Understanding a very elementary property of factorials

Solution 1:

We find

$$\sum_{m\ge1}\psi\left(\frac{x}{m}\right)=\sum_{m\ge1}\sum_{k\ge1}\vartheta\left(\sqrt[k]{\frac{x}{m}}\right)=\sum_{m\ge1}\sum_{k\ge1}\sum_{p\le \sqrt[k]{x/m}}\log p$$

$$=\sum_{m\ge1}\sum_{k\ge1}\sum_{mp^k\le x}\log p=\log \prod_{p\le x}p^{\#\{(m,k):mp^k\le x\}}=\log x!$$

since when counting $\#\{(m,k):mp^k\le x\}$, one sees for every $1\le n\le x$ there are $t=v_p(n)$ different tuples $(m,t),(mp,t-1),\cdots,(mp^{t-1},1)$ counted in the set (note $k\ge1$).

Solution 2:

A slightly different variation based upon the prime factorisation of $x!$.

We obtain for integers $x>0$ \begin{align*} \color{blue}{\log x!}&=\log\prod_{p\leq x}p^{\left\lfloor\frac{x}{p}\right\rfloor+\left\lfloor\frac{x}{p^2}\right\rfloor+\cdots}\tag{1}\\ &=\log\prod_{p\leq x}p^{\sum_{m=1}^\infty\left\lfloor\frac{x}{p^m}\right\rfloor}\tag{2}\\ &=\sum_{p\leq x}\sum_{m=1}^\infty\log p\left\lfloor\frac{x}{p^m}\right\rfloor\tag{3}\\ &=\sum_{m=1}^\infty\sum_{p\leq \sqrt[m]{x}}\log p\left\lfloor\frac{x}{p^m}\right\rfloor\tag{4}\\ &=\sum_{m=1}^\infty\sum_{p\leq \sqrt[m]{x}}\log p\sum_{j=1}^{x/p^m}1\tag{5}\\ &=\sum_{m=1}^\infty\sum_{j=1}^x\sum_{p\leq \sqrt[m]{x}}\log p\tag{6}\\ &\,\,\color{blue}{=\sum_{j=1}^x\psi\left(\frac{x}{j}\right)} \end{align*} and the claim follows.

Comment:

  • In (1) we do the prime factorisation of $x!$ and observe that $\left\lfloor\frac{x}{p}\right\rfloor$ counts the numbers $\leq x$ which are a multiple of $p$. Since we also have to add $1$ for each number which is a multiple of $p^2$ we add $\left\lfloor\frac{x}{p^2}\right\rfloor$, etc.

  • In (2) we use the series notation.

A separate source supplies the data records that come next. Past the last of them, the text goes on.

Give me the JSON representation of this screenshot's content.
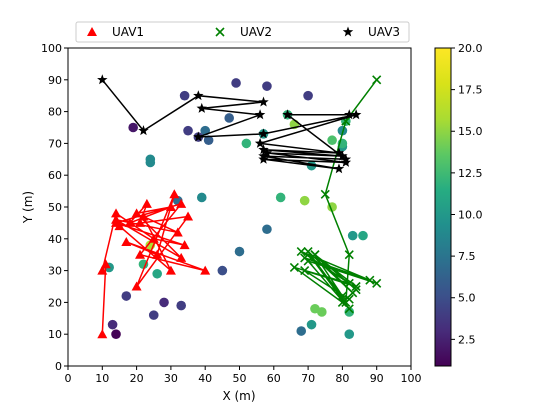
{
  "chart_data": {
    "type": "scatter",
    "title": "",
    "xlabel": "X (m)",
    "ylabel": "Y (m)",
    "xlim": [
      0,
      100
    ],
    "ylim": [
      0,
      100
    ],
    "xticks": [
      0,
      10,
      20,
      30,
      40,
      50,
      60,
      70,
      80,
      90,
      100
    ],
    "yticks": [
      0,
      10,
      20,
      30,
      40,
      50,
      60,
      70,
      80,
      90,
      100
    ],
    "grid": false,
    "legend_position": "top",
    "colorbar": {
      "min": 0.9,
      "max": 20.0,
      "ticks": [
        "2.5",
        "5.0",
        "7.5",
        "10.0",
        "12.5",
        "15.0",
        "17.5",
        "20.0"
      ],
      "colormap": "viridis"
    },
    "series": [
      {
        "name": "UAV1",
        "marker": "triangle",
        "color": "#ff0000",
        "x": [
          10,
          11,
          10,
          14,
          25,
          34,
          14,
          33,
          21,
          40,
          17,
          26,
          31,
          20,
          35,
          15,
          30,
          22,
          32,
          14,
          33,
          20,
          30,
          18,
          23,
          21
        ],
        "y": [
          10,
          32,
          30,
          48,
          40,
          38,
          45,
          51,
          35,
          30,
          39,
          35,
          54,
          25,
          47,
          44,
          30,
          47,
          42,
          46,
          34,
          48,
          50,
          45,
          51,
          45
        ]
      },
      {
        "name": "UAV2",
        "marker": "x",
        "color": "#008000",
        "x": [
          90,
          81,
          75,
          82,
          81,
          70,
          83,
          72,
          84,
          80,
          66,
          82,
          68,
          88,
          69,
          90,
          70,
          82,
          71,
          80,
          72,
          84,
          69,
          82
        ],
        "y": [
          90,
          77,
          54,
          35,
          20,
          36,
          23,
          35,
          24,
          20,
          31,
          26,
          36,
          27,
          34,
          26,
          33,
          18,
          34,
          22,
          35,
          25,
          30,
          21
        ]
      },
      {
        "name": "UAV3",
        "marker": "star",
        "color": "#000000",
        "x": [
          10,
          22,
          38,
          57,
          39,
          56,
          38,
          57,
          84,
          56,
          79,
          57,
          80,
          58,
          81,
          57,
          79,
          57,
          81,
          64,
          82
        ],
        "y": [
          90,
          74,
          85,
          83,
          81,
          79,
          72,
          73,
          79,
          70,
          67,
          68,
          66,
          67,
          64,
          65,
          62,
          66,
          65,
          79,
          79
        ]
      }
    ],
    "scatter_points": {
      "x": [
        13,
        14,
        12,
        25,
        22,
        17,
        28,
        33,
        24,
        26,
        45,
        50,
        58,
        68,
        71,
        72,
        74,
        82,
        82,
        86,
        83,
        80,
        77,
        71,
        69,
        62,
        64,
        57,
        52,
        47,
        41,
        40,
        38,
        35,
        39,
        34,
        24,
        24,
        32,
        19,
        49,
        58,
        70,
        77,
        80,
        81,
        80,
        66
      ],
      "y": [
        13,
        10,
        31,
        16,
        32,
        22,
        20,
        19,
        38,
        29,
        30,
        36,
        43,
        11,
        13,
        18,
        17,
        10,
        17,
        41,
        41,
        69,
        50,
        63,
        52,
        53,
        79,
        73,
        70,
        78,
        71,
        74,
        72,
        74,
        53,
        85,
        65,
        64,
        52,
        75,
        89,
        88,
        85,
        71,
        70,
        77,
        74,
        76
      ],
      "values": [
        3,
        1,
        10,
        4,
        12,
        4,
        3,
        4,
        16,
        11,
        5,
        7,
        7,
        7,
        10,
        14,
        14,
        10,
        12,
        11,
        10,
        10,
        15,
        10,
        15,
        12,
        12,
        10,
        12,
        6,
        6,
        7,
        4,
        4,
        9,
        4,
        9,
        9,
        7,
        2,
        4,
        4,
        4,
        13,
        12,
        12,
        9,
        15
      ]
    }
  }
}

Note the series is finite.

  • In (3) we use properties of the logarithm.

  • In (4) we exchange the order of the series.

  • In (5) we write the factor $\left\lfloor\frac{x}{p^m}\right\rfloor$ as sum.

  • In (6) we exchange the order of the series again.